Menteri Pelindungan Pekerja Migran Indonesia (P2MI), Mukhtarudin, secara resmi meluncurkan Gerakan Nasional Migran Aman. Ia menegaskan bahwa inisiatif ini bukan sekadar agenda kelembagaan, melainkan wujud nyata kehadiran negara dalam melindungi Pekerja Migran Indonesia (PMI).
Pencegahan Keberangkatan Ilegal
Dalam periode Januari hingga April 2026, Kementerian Pelindungan Pekerja Migran Indonesia (KP2MI) berhasil mencegah keberangkatan ilegal sebanyak 1.353 calon PMI. Selain itu, kementerian juga melakukan penurunan konten terhadap 4.213 konten digital berbahaya yang terkait dengan penempatan ilegal serta menangani 1.173 aduan dari PMI di berbagai negara.

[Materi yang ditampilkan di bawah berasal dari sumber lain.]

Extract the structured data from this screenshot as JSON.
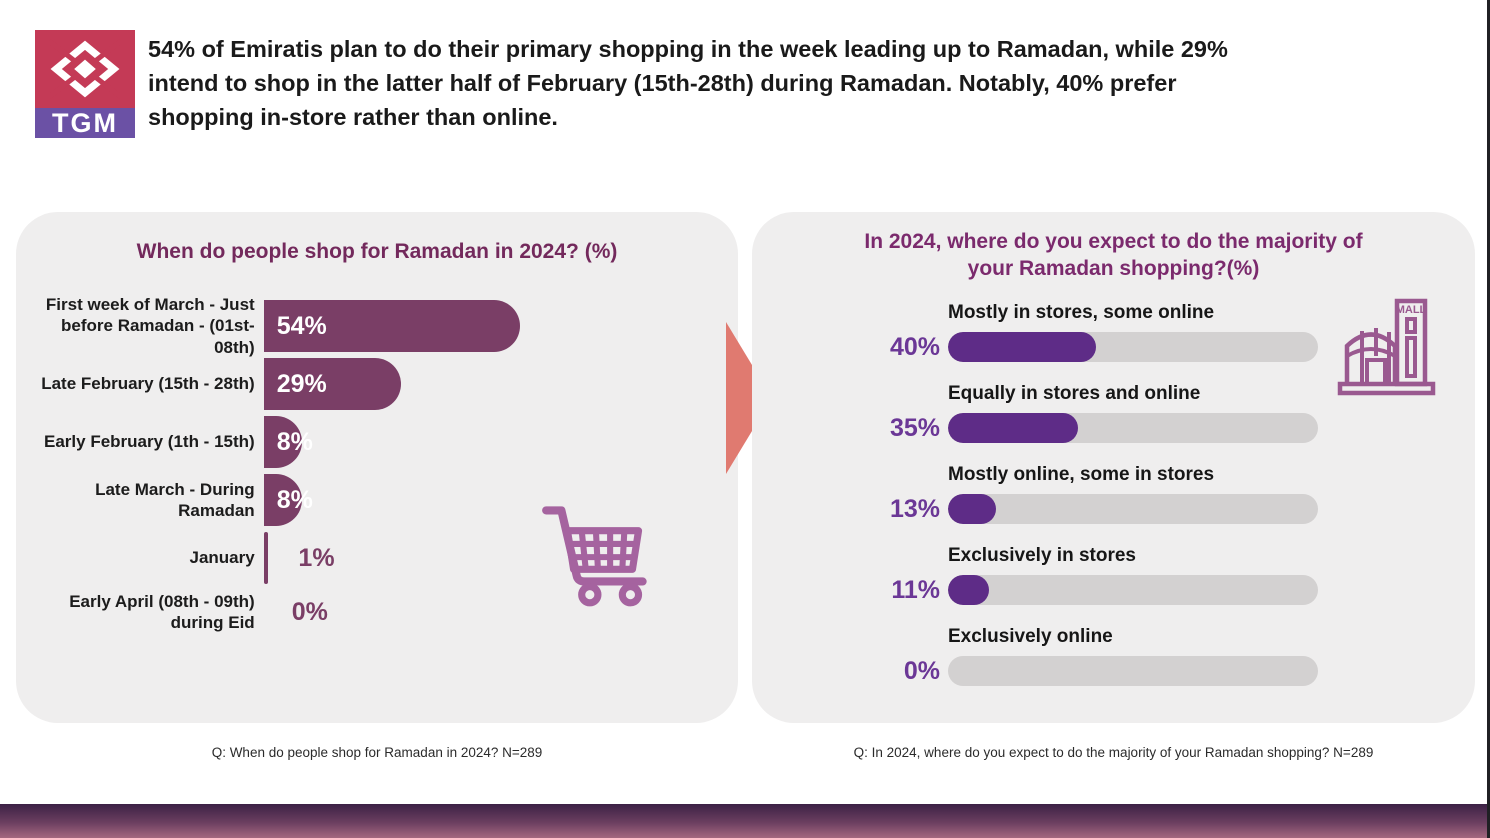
{
  "logo": {
    "text": "TGM"
  },
  "header": {
    "line1": "54% of Emiratis plan to do their primary shopping in the week leading up to Ramadan, while 29%",
    "line2": "intend to shop in the latter half of February (15th-28th) during Ramadan. Notably, 40% prefer",
    "line3": "shopping in-store rather than online."
  },
  "left_panel": {
    "title": "When do people shop for Ramadan in 2024? (%)",
    "footer": "Q: When do people shop for Ramadan in 2024? N=289",
    "rows": [
      {
        "label": "First week of March - Just before Ramadan - (01st- 08th)",
        "value": 54,
        "value_label": "54%"
      },
      {
        "label": "Late February (15th - 28th)",
        "value": 29,
        "value_label": "29%"
      },
      {
        "label": "Early February (1th - 15th)",
        "value": 8,
        "value_label": "8%"
      },
      {
        "label": "Late March - During Ramadan",
        "value": 8,
        "value_label": "8%"
      },
      {
        "label": "January",
        "value": 1,
        "value_label": "1%"
      },
      {
        "label": "Early April (08th - 09th) during Eid",
        "value": 0,
        "value_label": "0%"
      }
    ]
  },
  "right_panel": {
    "title_line1": "In 2024, where do you expect to do the majority of",
    "title_line2": "your Ramadan shopping?(%)",
    "footer": "Q: In 2024, where do you expect to do the majority of your Ramadan shopping? N=289",
    "rows": [
      {
        "label": "Mostly in stores, some online",
        "value": 40,
        "value_label": "40%"
      },
      {
        "label": "Equally in stores and online",
        "value": 35,
        "value_label": "35%"
      },
      {
        "label": "Mostly online, some in stores",
        "value": 13,
        "value_label": "13%"
      },
      {
        "label": "Exclusively in stores",
        "value": 11,
        "value_label": "11%"
      },
      {
        "label": "Exclusively online",
        "value": 0,
        "value_label": "0%"
      }
    ]
  },
  "icons": {
    "mall_label": "MALL"
  },
  "colors": {
    "plum_bar": "#7a3e66",
    "violet_fill": "#5e2c87",
    "track_gray": "#d3d1d1",
    "panel_gray": "#efeeee",
    "coral_arrow": "#e07a70",
    "logo_red": "#c43a56",
    "logo_purple": "#6b51a5",
    "cart_icon": "#a5639f",
    "mall_icon": "#9a5990"
  },
  "chart_data": [
    {
      "type": "bar",
      "orientation": "horizontal",
      "title": "When do people shop for Ramadan in 2024? (%)",
      "categories": [
        "First week of March - Just before Ramadan - (01st- 08th)",
        "Late February (15th - 28th)",
        "Early February (1th - 15th)",
        "Late March - During Ramadan",
        "January",
        "Early April (08th - 09th) during Eid"
      ],
      "values": [
        54,
        29,
        8,
        8,
        1,
        0
      ],
      "unit": "%",
      "sample_note": "Q: When do people shop for Ramadan in 2024? N=289",
      "bar_color": "#7a3e66",
      "value_labels_inside": true
    },
    {
      "type": "bar",
      "orientation": "horizontal",
      "title": "In 2024, where do you expect to do the majority of your Ramadan shopping?(%)",
      "categories": [
        "Mostly in stores, some online",
        "Equally in stores and online",
        "Mostly online, some in stores",
        "Exclusively in stores",
        "Exclusively online"
      ],
      "values": [
        40,
        35,
        13,
        11,
        0
      ],
      "unit": "%",
      "xlim": [
        0,
        100
      ],
      "sample_note": "Q: In 2024, where do you expect to do the majority of your Ramadan shopping? N=289",
      "bar_color": "#5e2c87",
      "track_color": "#d3d1d1"
    }
  ]
}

Mukhtarudin menyatakan, "Kondisi ini menegaskan bahwa negara harus hadir bukan hanya melalui kebijakan dan regulasi di atas kertas, tetapi juga hadir langsung di ruang-ruang kehidupan masyarakat. Karena itulah, pada hari ini, kita bersama-sama mencanangkan Gerakan Nasional Migran Aman, sebuah gerakan bersama untuk memperkuat pelindungan bagi pekerja migran Indonesia."
Lima Strategi Utama
Dalam pelaksanaannya, KP2MI mendorong lima strategi utama yang meliputi:
- Penyebaran informasi secara masif
- Mitigasi risiko dan deteksi dini
- Kolaborasi lintas sektor
- Percepatan edukasi di tingkat akar rumput
- Mobilisasi purna pekerja migran sebagai agen perubahan
Mukhtarudin menjelaskan bahwa sebelumnya, Presiden Prabowo Subianto telah memberikan arahan agar kementerian meningkatkan kualitas perlindungan pekerja migran sejak sebelum bekerja, selama bekerja, hingga setelah kembali ke Indonesia. Pemerintah juga diminta untuk mengoptimalkan penempatan pekerja migran Indonesia yang terampil dan berkualitas tinggi.
PMI sebagai Pejuang Ekonomi
Mukhtarudin menegaskan bahwa PMI bukan sekadar angka dalam laporan statistik nasional. Menurutnya, para PMI adalah pejuang ekonomi keluarga yang rela meninggalkan kampung halaman demi kehidupan yang lebih sejahtera.
"Para pekerja migran merupakan bagian dari bangsa yang harus dijaga keselamatan dan martabatnya. Karena itu, seluruh pihak dinilai memiliki tanggung jawab untuk memastikan perlindungan terhadap mereka berjalan maksimal," terangnya.
Remitansi Capai Rp288 Triliun
Ia juga mengungkapkan bahwa remitansi PMI pada tahun 2025 mencapai Rp288 triliun berdasarkan data Bank Indonesia. Dana tersebut menjadi penggerak roda ekonomi, mulai dari keluarga hingga desa-desa di berbagai daerah.
"Berdasarkan data statistik ekonomi dan keuangan Indonesia Bank Indonesia, remitansi yang dihasilkan pekerja migran Indonesia tahun 2025 mencapai angka 288 triliun. Dari tangan-tangan mereka, roda ekonomi berputar, desa-desa bergerak, dan bangsa ini memperoleh kekuatan," ujarnya.
Ia mengatakan dampak remitansi semakin besar ketika dikelola secara produktif dan berkelanjutan. Remitansi tidak hanya membantu kebutuhan keluarga, tetapi juga membuka peluang usaha dan melahirkan kisah sukses baru.
Ajakan Kolaborasi
Melalui Gerakan Nasional Migran Aman, Mukhtarudin mengajak seluruh elemen bangsa, mulai dari kementerian, pemerintah daerah, aparat penegak hukum, media, hingga komunitas desa untuk terlibat aktif dalam pelindungan PMI.
"Mari kita bergerak bersama menyuarakan kebersamaan dan menghadirkan pelindungan nyata bagi seluruh pekerja migran Indonesia. Jadikan gerakan ini hidup di tengah keluarga, tumbuh di desa-desa, dan memuat dalam lapisan masyarakat," ungkapnya.